We are also working to establish a land bank to facilitate the access of investors to land. Currently the process is timeconsuming and prone to conflicts and misunderstandings.

I am aware and looking for effective measures to minimise and even reduce these difficulties.

What about market access for young people? In many African countries, trade policies are misinformed and devoid of the need to protect and promote the interests of young people.

I am working hard to change this perception, using the experience I gained from my tenure at UNCTAD, where I started my career as the special coordinator for the least developed, land locked and island developing countries. I was in charge of trade negotiations and capacity building and giving technical assistance for traderelated  activities in the developing world.

Trade and development means that trade policies be used to promote the efforts of the marginalised, under the special and differential treatment provisions of the WTO for the least developed nations.
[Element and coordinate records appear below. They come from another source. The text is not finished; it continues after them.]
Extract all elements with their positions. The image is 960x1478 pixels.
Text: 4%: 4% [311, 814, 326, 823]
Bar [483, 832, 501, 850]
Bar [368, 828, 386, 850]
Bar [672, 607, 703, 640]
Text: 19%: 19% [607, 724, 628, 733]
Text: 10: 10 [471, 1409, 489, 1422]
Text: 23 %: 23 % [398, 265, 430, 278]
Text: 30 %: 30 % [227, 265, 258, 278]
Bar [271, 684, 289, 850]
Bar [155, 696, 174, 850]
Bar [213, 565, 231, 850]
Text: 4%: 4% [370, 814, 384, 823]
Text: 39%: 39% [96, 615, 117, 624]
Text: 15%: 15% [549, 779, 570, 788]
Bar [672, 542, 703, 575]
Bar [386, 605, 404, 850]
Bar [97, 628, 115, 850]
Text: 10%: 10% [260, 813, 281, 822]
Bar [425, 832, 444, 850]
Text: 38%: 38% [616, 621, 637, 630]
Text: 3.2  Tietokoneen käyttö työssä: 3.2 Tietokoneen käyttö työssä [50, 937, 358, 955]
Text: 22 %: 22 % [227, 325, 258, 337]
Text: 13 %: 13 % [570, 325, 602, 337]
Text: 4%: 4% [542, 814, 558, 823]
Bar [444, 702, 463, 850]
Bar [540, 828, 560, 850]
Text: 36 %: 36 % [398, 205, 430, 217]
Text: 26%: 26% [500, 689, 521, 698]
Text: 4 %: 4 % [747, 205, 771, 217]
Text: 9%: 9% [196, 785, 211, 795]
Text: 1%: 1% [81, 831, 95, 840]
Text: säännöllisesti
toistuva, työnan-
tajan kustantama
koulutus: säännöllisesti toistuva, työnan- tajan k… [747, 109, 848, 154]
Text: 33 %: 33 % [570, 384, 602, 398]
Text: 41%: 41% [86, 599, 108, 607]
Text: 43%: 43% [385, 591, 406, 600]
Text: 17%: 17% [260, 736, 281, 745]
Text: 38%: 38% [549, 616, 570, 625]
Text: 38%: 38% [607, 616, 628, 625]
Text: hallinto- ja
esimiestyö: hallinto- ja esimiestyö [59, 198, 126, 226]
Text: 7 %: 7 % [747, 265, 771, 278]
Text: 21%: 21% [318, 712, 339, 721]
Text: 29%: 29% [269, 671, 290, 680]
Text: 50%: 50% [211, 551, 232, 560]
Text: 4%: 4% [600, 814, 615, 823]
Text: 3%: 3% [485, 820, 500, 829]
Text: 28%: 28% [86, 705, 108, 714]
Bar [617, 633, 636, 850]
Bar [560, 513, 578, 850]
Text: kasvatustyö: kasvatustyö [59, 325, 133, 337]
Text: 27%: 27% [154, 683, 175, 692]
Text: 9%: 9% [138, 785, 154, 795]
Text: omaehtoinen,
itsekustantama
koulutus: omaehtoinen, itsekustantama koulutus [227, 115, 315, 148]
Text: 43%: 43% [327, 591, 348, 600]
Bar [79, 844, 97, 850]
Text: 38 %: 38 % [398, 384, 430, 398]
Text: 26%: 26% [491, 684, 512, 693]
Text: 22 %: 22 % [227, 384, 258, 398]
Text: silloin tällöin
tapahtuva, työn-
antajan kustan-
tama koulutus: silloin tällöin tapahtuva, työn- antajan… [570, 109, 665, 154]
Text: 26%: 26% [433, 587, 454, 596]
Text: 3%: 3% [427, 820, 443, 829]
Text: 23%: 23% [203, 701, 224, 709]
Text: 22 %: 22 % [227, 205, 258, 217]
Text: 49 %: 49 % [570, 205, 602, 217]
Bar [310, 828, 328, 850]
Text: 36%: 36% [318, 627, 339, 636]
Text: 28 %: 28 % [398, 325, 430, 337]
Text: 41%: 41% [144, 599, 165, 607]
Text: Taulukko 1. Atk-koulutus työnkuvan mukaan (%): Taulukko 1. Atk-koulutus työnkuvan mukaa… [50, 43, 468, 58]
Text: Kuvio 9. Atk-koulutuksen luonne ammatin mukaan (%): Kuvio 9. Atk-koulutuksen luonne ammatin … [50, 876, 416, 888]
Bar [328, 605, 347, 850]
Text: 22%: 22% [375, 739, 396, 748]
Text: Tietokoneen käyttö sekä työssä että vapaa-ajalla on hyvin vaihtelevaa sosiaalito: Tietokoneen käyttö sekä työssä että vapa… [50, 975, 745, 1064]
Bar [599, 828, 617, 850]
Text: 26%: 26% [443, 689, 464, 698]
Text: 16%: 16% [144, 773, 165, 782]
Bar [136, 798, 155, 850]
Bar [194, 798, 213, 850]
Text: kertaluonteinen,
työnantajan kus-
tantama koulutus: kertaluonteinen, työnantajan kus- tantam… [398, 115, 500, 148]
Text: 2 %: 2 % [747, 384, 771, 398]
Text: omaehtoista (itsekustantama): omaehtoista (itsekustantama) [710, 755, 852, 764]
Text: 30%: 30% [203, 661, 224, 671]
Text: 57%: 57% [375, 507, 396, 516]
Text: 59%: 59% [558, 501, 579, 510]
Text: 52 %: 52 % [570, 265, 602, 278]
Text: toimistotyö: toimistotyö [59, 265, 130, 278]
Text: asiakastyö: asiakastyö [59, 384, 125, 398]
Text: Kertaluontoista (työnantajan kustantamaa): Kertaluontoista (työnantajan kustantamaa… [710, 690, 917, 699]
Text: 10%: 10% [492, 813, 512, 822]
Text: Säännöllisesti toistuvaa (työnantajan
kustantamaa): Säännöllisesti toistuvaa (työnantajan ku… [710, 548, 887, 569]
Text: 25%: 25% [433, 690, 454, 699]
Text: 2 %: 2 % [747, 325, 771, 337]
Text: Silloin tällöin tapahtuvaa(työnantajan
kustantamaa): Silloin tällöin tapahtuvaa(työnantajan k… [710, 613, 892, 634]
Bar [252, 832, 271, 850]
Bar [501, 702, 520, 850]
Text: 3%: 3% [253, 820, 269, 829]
In this regard, I served as the executive secretary of the Third United Conference on LDCs that was hosted by the European Union in 2001 in Brussels. We managed to get the EU to agree to a historical nonreciprocal trade offer of everything but arms. The US had already offered the African Growth Opportunity Act (AGOA).

All these open doors for young people, provided we give them supportive measures to organise their economic activities. That is what we do at TALE.
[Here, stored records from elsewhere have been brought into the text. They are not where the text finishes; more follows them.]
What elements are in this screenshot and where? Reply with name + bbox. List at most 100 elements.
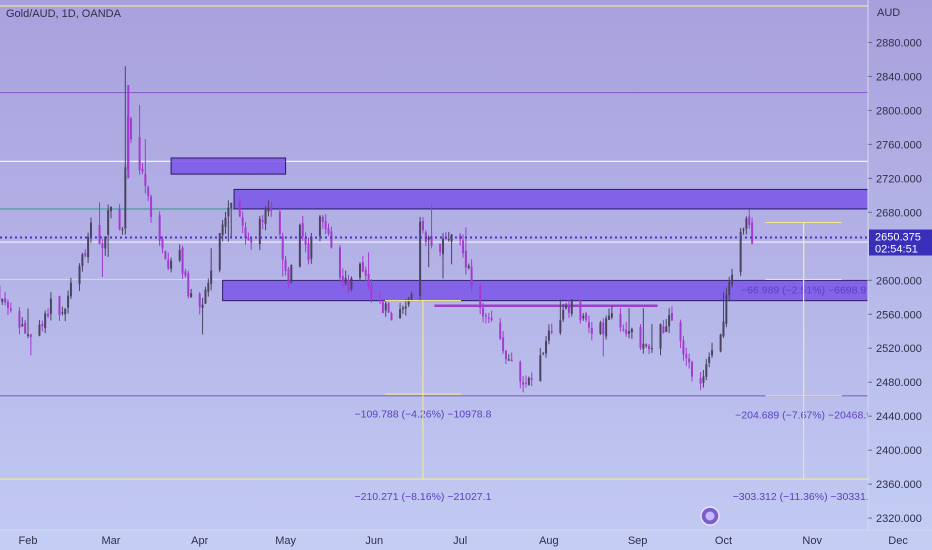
candle-body [650, 348, 653, 350]
candle-body [64, 309, 67, 315]
candle-body [622, 329, 625, 331]
candle-body [264, 209, 267, 224]
price-axis-bg [868, 0, 932, 530]
candle-body [304, 237, 307, 245]
candle-body [67, 295, 70, 308]
candle-body [278, 211, 281, 235]
candle-body [350, 278, 353, 290]
candle-body [359, 263, 361, 278]
candle-body [384, 303, 387, 311]
candle-body [1, 298, 4, 302]
candle-body [502, 337, 505, 351]
measure-label: −303.312 (−11.36%) −30331.2 [733, 491, 875, 503]
candle-body [539, 355, 542, 382]
y-tick-label: 2880.000 [876, 37, 922, 49]
y-tick-label: 2840.000 [876, 71, 922, 83]
candle-body [559, 320, 562, 333]
candle-body [708, 357, 711, 364]
candle-body [69, 282, 72, 297]
candle-body [347, 279, 350, 292]
candle-body [29, 334, 32, 337]
candle-body [21, 324, 24, 327]
candle-body [364, 269, 367, 276]
candle-body [144, 173, 147, 186]
candle-body [287, 269, 290, 285]
candle-body [462, 240, 465, 254]
candle-body [161, 238, 164, 249]
candle-body [344, 278, 347, 284]
candle-body [204, 289, 207, 304]
candle-body [98, 225, 101, 244]
candle-body [668, 314, 671, 327]
candle-body [284, 259, 287, 271]
candle-body [301, 223, 304, 237]
candle-body [24, 322, 27, 334]
candle-body [124, 167, 127, 229]
candle-body [244, 227, 247, 238]
candle-body [510, 359, 513, 362]
candle-body [670, 312, 673, 321]
candle-body [419, 221, 422, 296]
candle-body [221, 224, 224, 236]
y-tick-label: 2720.000 [876, 173, 922, 185]
candle-body [691, 362, 693, 377]
y-tick-label: 2800.000 [876, 105, 922, 117]
candle-body [327, 228, 330, 234]
candle-body [118, 209, 121, 230]
x-tick-label: May [275, 535, 296, 547]
candle-body [711, 350, 714, 356]
x-tick-label: Jul [453, 535, 467, 547]
candle-body [619, 313, 622, 328]
measurements: −109.788 (−4.26%) −10978.8−210.271 (−8.1… [355, 222, 875, 503]
candle-body [427, 237, 430, 241]
candle-body [370, 284, 373, 300]
candlesticks [0, 66, 754, 393]
candle-body [201, 304, 204, 308]
candle-body [61, 312, 64, 314]
y-tick-label: 2480.000 [876, 377, 922, 389]
candle-body [545, 341, 548, 354]
candle-body [210, 270, 213, 284]
candle-body [170, 260, 173, 269]
candle-body [41, 323, 44, 327]
candle-body [47, 313, 50, 317]
candle-body [267, 207, 270, 212]
candle-body [399, 309, 402, 319]
candle-body [625, 329, 628, 334]
candle-body [587, 322, 590, 328]
x-tick-label: Apr [191, 535, 208, 547]
price-axis-ticks: 2880.000 2840.000 2800.000 2760.000 2720.000… [868, 37, 922, 525]
candle-body [630, 328, 633, 333]
candle-body [207, 282, 210, 292]
candle-body [645, 344, 648, 346]
candle-body [464, 250, 467, 268]
candle-body [130, 118, 133, 140]
candle-body [702, 376, 705, 383]
candle-body [367, 273, 370, 288]
candle-body [679, 322, 682, 341]
candle-body [361, 262, 364, 272]
candle-body [527, 378, 530, 385]
x-tick-label: Mar [102, 535, 121, 547]
candle-body [44, 313, 47, 329]
candle-body [530, 378, 533, 380]
candle-body [567, 305, 570, 313]
candle-body [522, 381, 525, 385]
candle-body [87, 236, 90, 258]
candle-body [550, 331, 553, 333]
candle-body [390, 313, 393, 321]
candle-body [290, 265, 293, 283]
candle-body [628, 331, 631, 334]
candle-body [479, 285, 482, 308]
candle-body [238, 201, 241, 217]
candle-body [321, 217, 324, 223]
candle-body [307, 243, 310, 261]
candle-body [241, 217, 244, 226]
candle-body [58, 296, 61, 316]
candle-body [224, 217, 227, 227]
candle-body [9, 308, 12, 311]
candle-body [410, 294, 413, 300]
candle-body [150, 196, 153, 217]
Q:Do you have ambitions to run for president in 2016, as has been widely rumoured?

A: I am grateful that upon my return to Tanzania to run for parliament, firstly, the ruling CCM party accepted me and I won a 76% landslide in the primaries, where I was able to unseat a very influential politician, a former cabinet minister. I finally emerged as an unopposed candidate for my parliamentary constituency of Muleba South in the Kagera region.

People have shown so much faith and trust in me. I am in turn working hard to improve their lives and fight poverty. President Jakaya Kikwete has given me the land portfolio. It is one of the most challenging in the country. I have enough on my plate! I am therefore busy enough with the present work, which I plan to do to the best of my ability. I am thus not consumed by what comes next. I am not that type of person. I deal with the present and leave the future to God. Of course, I cannot stop people from expressing their views and opinions.